According to Dr. Weinstein, tendonitis can occur in any tendon in the body, but here are the most common types:
- Tennis elbow (lateral epicondylitis): This type of tendonitis involves the tendons which insert on the outside of the elbow and attach to the muscle that enables you to extend your wrist and finger. Although this is known as tennis elbow, most of the patients I see with this condition do not play tennis.
- Golfer’s elbow: This condition causes pain where the tendons of your forearm muscles attach to the bony bump on the inside of your elbow. The pain might spread into your forearm and wrist. Golfer’s elbow is similar to tennis elbow, which occurs on the outside of the elbow.

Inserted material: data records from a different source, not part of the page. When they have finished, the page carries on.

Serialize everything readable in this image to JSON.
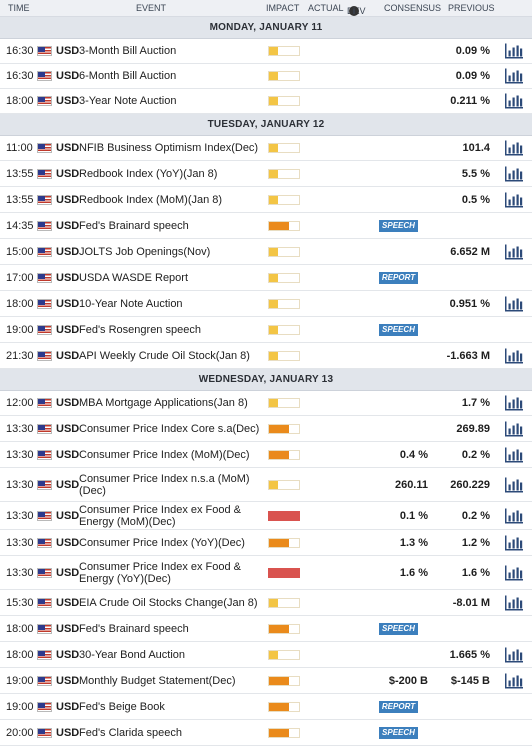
{
  "header": {
    "time": "TIME",
    "event": "EVENT",
    "impact": "IMPACT",
    "actual": "ACTUAL",
    "dev": "DEV",
    "info_icon": "i",
    "consensus": "CONSENSUS",
    "previous": "PREVIOUS"
  },
  "days": [
    {
      "label": "MONDAY, JANUARY 11",
      "rows": [
        {
          "time": "16:30",
          "cur": "USD",
          "event": "3-Month Bill Auction",
          "impact": "low",
          "actual": "",
          "prev": "0.09 %",
          "chart": true
        },
        {
          "time": "16:30",
          "cur": "USD",
          "event": "6-Month Bill Auction",
          "impact": "low",
          "actual": "",
          "prev": "0.09 %",
          "chart": true
        },
        {
          "time": "18:00",
          "cur": "USD",
          "event": "3-Year Note Auction",
          "impact": "low",
          "actual": "",
          "prev": "0.211 %",
          "chart": true
        }
      ]
    },
    {
      "label": "TUESDAY, JANUARY 12",
      "rows": [
        {
          "time": "11:00",
          "cur": "USD",
          "event": "NFIB Business Optimism Index(Dec)",
          "impact": "low",
          "actual": "",
          "prev": "101.4",
          "chart": true
        },
        {
          "time": "13:55",
          "cur": "USD",
          "event": "Redbook Index (YoY)(Jan 8)",
          "impact": "low",
          "actual": "",
          "prev": "5.5 %",
          "chart": true
        },
        {
          "time": "13:55",
          "cur": "USD",
          "event": "Redbook Index (MoM)(Jan 8)",
          "impact": "low",
          "actual": "",
          "prev": "0.5 %",
          "chart": true
        },
        {
          "time": "14:35",
          "cur": "USD",
          "event": "Fed's Brainard speech",
          "impact": "med",
          "badge": "SPEECH",
          "actual": "",
          "prev": "",
          "chart": false
        },
        {
          "time": "15:00",
          "cur": "USD",
          "event": "JOLTS Job Openings(Nov)",
          "impact": "low",
          "actual": "",
          "prev": "6.652 M",
          "chart": true
        },
        {
          "time": "17:00",
          "cur": "USD",
          "event": "USDA WASDE Report",
          "impact": "low",
          "badge": "REPORT",
          "actual": "",
          "prev": "",
          "chart": false
        },
        {
          "time": "18:00",
          "cur": "USD",
          "event": "10-Year Note Auction",
          "impact": "low",
          "actual": "",
          "prev": "0.951 %",
          "chart": true
        },
        {
          "time": "19:00",
          "cur": "USD",
          "event": "Fed's Rosengren speech",
          "impact": "low",
          "badge": "SPEECH",
          "actual": "",
          "prev": "",
          "chart": false
        },
        {
          "time": "21:30",
          "cur": "USD",
          "event": "API Weekly Crude Oil Stock(Jan 8)",
          "impact": "low",
          "actual": "",
          "prev": "-1.663 M",
          "chart": true
        }
      ]
    },
    {
      "label": "WEDNESDAY, JANUARY 13",
      "rows": [
        {
          "time": "12:00",
          "cur": "USD",
          "event": "MBA Mortgage Applications(Jan 8)",
          "impact": "low",
          "actual": "",
          "prev": "1.7 %",
          "chart": true
        },
        {
          "time": "13:30",
          "cur": "USD",
          "event": "Consumer Price Index Core s.a(Dec)",
          "impact": "med",
          "actual": "",
          "prev": "269.89",
          "chart": true
        },
        {
          "time": "13:30",
          "cur": "USD",
          "event": "Consumer Price Index (MoM)(Dec)",
          "impact": "med",
          "actual": "0.4 %",
          "prev": "0.2 %",
          "chart": true
        },
        {
          "time": "13:30",
          "cur": "USD",
          "event": "Consumer Price Index n.s.a (MoM) (Dec)",
          "impact": "low",
          "actual": "260.11",
          "prev": "260.229",
          "chart": true,
          "tall": true
        },
        {
          "time": "13:30",
          "cur": "USD",
          "event": "Consumer Price Index ex Food & Energy (MoM)(Dec)",
          "impact": "high",
          "actual": "0.1 %",
          "prev": "0.2 %",
          "chart": true,
          "tall": true
        },
        {
          "time": "13:30",
          "cur": "USD",
          "event": "Consumer Price Index (YoY)(Dec)",
          "impact": "med",
          "actual": "1.3 %",
          "prev": "1.2 %",
          "chart": true
        },
        {
          "time": "13:30",
          "cur": "USD",
          "event": "Consumer Price Index ex Food & Energy (YoY)(Dec)",
          "impact": "high",
          "actual": "1.6 %",
          "prev": "1.6 %",
          "chart": true,
          "tall": true
        },
        {
          "time": "15:30",
          "cur": "USD",
          "event": "EIA Crude Oil Stocks Change(Jan 8)",
          "impact": "low",
          "actual": "",
          "prev": "-8.01 M",
          "chart": true
        },
        {
          "time": "18:00",
          "cur": "USD",
          "event": "Fed's Brainard speech",
          "impact": "med",
          "badge": "SPEECH",
          "actual": "",
          "prev": "",
          "chart": false
        },
        {
          "time": "18:00",
          "cur": "USD",
          "event": "30-Year Bond Auction",
          "impact": "low",
          "actual": "",
          "prev": "1.665 %",
          "chart": true
        },
        {
          "time": "19:00",
          "cur": "USD",
          "event": "Monthly Budget Statement(Dec)",
          "impact": "med",
          "actual": "$-200 B",
          "prev": "$-145 B",
          "chart": true
        },
        {
          "time": "19:00",
          "cur": "USD",
          "event": "Fed's Beige Book",
          "impact": "med",
          "badge": "REPORT",
          "actual": "",
          "prev": "",
          "chart": false
        },
        {
          "time": "20:00",
          "cur": "USD",
          "event": "Fed's Clarida speech",
          "impact": "med",
          "badge": "SPEECH",
          "actual": "",
          "prev": "",
          "chart": false
        }
      ]
    }
  ],
  "colors": {
    "badge": "#3c7fbd",
    "impact_low": "#f3c545",
    "impact_med": "#ea8a1b",
    "impact_high": "#d9534f",
    "chart_icon": "#2c4a78"
  },
  "icons": {
    "flag": "us-flag-icon",
    "chart": "bar-chart-icon",
    "info": "info-icon"
  }
}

- Rotator cuff tendonitis: The shoulder rotator cuff is made up of the 4 tendons that originate from the muscles that aid in shoulder movement. Each of these tendons help move the shoulder in different ways. Injury to the rotator cuff can happen during a trauma, like a fall, but more frequently it occurs from overuse, such as shoveling snow in the winter or playing too much softball in the summer.
- Patellar tendonitis: This condition involves the tissue that connects the kneecap (patellar) to the shin bone (patellar tendon) which runs from the knee cap to the tibia. Running or repetitive jumping is a common cause of tendonitis in this area.

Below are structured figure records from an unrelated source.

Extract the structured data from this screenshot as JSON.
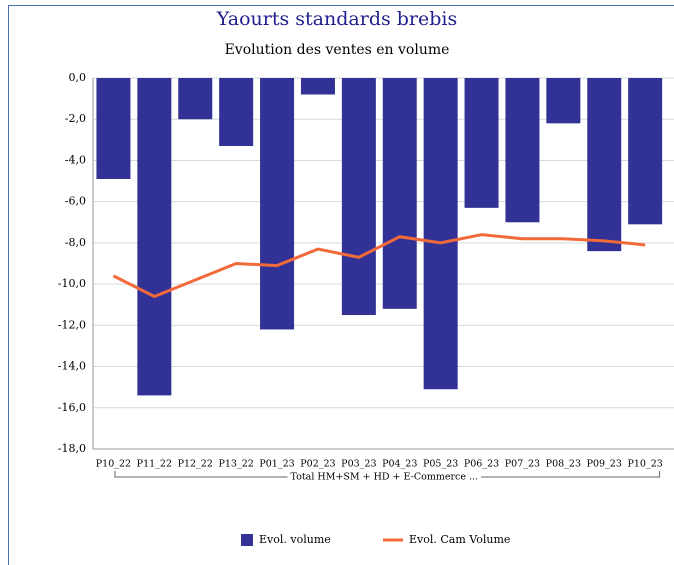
{
  "chart_data": {
    "type": "bar",
    "title": "Yaourts standards brebis",
    "subtitle": "Evolution des ventes en volume",
    "group_label": "Total HM+SM + HD + E-Commerce ...",
    "categories": [
      "P10_22",
      "P11_22",
      "P12_22",
      "P13_22",
      "P01_23",
      "P02_23",
      "P03_23",
      "P04_23",
      "P05_23",
      "P06_23",
      "P07_23",
      "P08_23",
      "P09_23",
      "P10_23"
    ],
    "series": [
      {
        "name": "Evol. volume",
        "type": "bar",
        "color": "#323296",
        "values": [
          -4.9,
          -15.4,
          -2.0,
          -3.3,
          -12.2,
          -0.8,
          -11.5,
          -11.2,
          -15.1,
          -6.3,
          -7.0,
          -2.2,
          -8.4,
          -7.1
        ]
      },
      {
        "name": "Evol. Cam Volume",
        "type": "line",
        "color": "#f26a3a",
        "values": [
          -9.6,
          -10.6,
          -9.8,
          -9.0,
          -9.1,
          -8.3,
          -8.7,
          -7.7,
          -8.0,
          -7.6,
          -7.8,
          -7.8,
          -7.9,
          -8.1
        ]
      }
    ],
    "ylim": [
      -18,
      0
    ],
    "yticks": [
      {
        "value": 0,
        "label": "0,0"
      },
      {
        "value": -2,
        "label": "-2,0"
      },
      {
        "value": -4,
        "label": "-4,0"
      },
      {
        "value": -6,
        "label": "-6,0"
      },
      {
        "value": -8,
        "label": "-8,0"
      },
      {
        "value": -10,
        "label": "-10,0"
      },
      {
        "value": -12,
        "label": "-12,0"
      },
      {
        "value": -14,
        "label": "-14,0"
      },
      {
        "value": -16,
        "label": "-16,0"
      },
      {
        "value": -18,
        "label": "-18,0"
      }
    ],
    "grid": true
  }
}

- Achilles tendonitis: Like patella tendonitis, Achilles tendonitis is also common in runners and jumpers. Note: Prolonged Achilles tendonitis can put the Achilles tendon at risk for rupture.
- Gluteus medieus tendonitis: This is a common tendonitis which occurs near the hip. It usually causes pain with walking or jogging and is often associated with hip bursitis.
The best ways to treat tendonitis
Dr. Weinstein advises that tendonitis often gets better within a few weeks, but more persistent cases can last for several months. Here are the most common treatments that bring about the best outcomes:
When you first injure your tendon, stop the activity that caused the injury and try to avoid any activities that cause your pain to get worse. This can help prevent any further damage and allow the tendon to heal.
- Ice packs
Regularly applying an ice pack to the affected area during the first few days after the injury may help ease the pain and swelling.
- OTC pain medication
Mild pain can sometimes be treated with over-the-counter painkillers, either pills or a gel applied directly to the affected area.
- Physical therapy
Physical therapy for tendon injuries often involves a special exercise program to help stretch and strengthen the injured tendon and surrounding muscles.
- Corticosteroid injections
Corticosteroids can be injected around injured tendons to reduce pain and inflammation. They can also be combined with local anesthetic to further relieve pain.
Surgery may be an option for some tendon injuries, but this is often considered as a last resort. Tendonitis surgery is not always effective and carries a risk of complications such as wound infections, scarring and rupturing of the affected tendon.